We will be advisors to the world's largest, wealthiest, and most powerful
companies. We control the vertical. We control the horizontal. Do not
adjust your set. White collar armies of the world, lend me your ears!!
[Back to the regularly scheduled program:]
In the pipe for months, now that they have regulatory approval from all
the "important" governments of the world, they've told all of us who have
been waiting with bated breath what the _new_name_ will be.
-- Did they take the opportunity to create something new and interesting?

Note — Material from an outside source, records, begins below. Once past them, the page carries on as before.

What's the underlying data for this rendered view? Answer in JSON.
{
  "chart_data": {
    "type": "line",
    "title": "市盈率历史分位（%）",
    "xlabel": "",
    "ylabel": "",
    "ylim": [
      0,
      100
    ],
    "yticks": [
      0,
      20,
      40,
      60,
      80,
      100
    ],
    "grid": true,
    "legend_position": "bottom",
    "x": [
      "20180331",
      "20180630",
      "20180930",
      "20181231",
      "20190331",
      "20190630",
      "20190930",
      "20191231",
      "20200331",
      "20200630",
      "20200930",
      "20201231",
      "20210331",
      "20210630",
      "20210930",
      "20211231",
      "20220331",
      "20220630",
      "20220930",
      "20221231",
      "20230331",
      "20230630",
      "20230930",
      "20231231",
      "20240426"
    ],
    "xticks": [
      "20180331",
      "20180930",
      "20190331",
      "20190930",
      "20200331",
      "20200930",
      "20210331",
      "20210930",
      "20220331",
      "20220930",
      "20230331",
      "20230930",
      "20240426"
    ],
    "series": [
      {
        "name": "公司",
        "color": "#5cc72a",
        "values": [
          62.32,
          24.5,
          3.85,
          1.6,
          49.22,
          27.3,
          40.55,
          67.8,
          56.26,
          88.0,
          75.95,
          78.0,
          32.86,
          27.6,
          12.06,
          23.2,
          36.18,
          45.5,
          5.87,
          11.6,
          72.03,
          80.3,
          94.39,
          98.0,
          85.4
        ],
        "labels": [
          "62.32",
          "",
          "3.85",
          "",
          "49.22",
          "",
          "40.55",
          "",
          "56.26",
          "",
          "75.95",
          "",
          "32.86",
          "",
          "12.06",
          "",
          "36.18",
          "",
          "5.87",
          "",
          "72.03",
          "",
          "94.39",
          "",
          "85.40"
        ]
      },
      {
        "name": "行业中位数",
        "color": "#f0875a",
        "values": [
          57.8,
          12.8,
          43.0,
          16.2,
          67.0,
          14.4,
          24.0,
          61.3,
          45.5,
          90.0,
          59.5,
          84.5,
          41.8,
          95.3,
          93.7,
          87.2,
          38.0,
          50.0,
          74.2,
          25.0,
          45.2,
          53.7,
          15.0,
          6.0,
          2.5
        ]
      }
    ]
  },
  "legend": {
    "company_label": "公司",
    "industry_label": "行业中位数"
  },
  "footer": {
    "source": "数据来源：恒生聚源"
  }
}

-- Did they stay the traditional route, and just call it Price Waterhouse,
Coopers & Lybrand ??
-- Did they simply abbreviate it to PWCL, following KPMG's (Peat Marwick)
No, no, and no.
They went with some weird compromise, trying to keep the PW name together,
give semi-equal footing to both firms, and try to retain whatever kind of
brand recognition they can.
The new name?? PricewaterhouseCoopers.
One very long word. It'll be a hit in Germany. The logotype has the 'Price'
and 'Coopers' in a nice, blocky Roman font, with 'waterhouse' offset with
various different letter baselines in between, presumably to give it less
emphasis, and make the C&L guys forget that _we_ get 2/3 of the name, and
they get the smaller portion. (I guess they got what they deserved from
the marketing consultants they hired.)
BTW, the official abbreviation will be PwC.
Maybe we'll pronounce it "pwick".
I'm going to feel like I have Tourette's syndrome, with a lisp.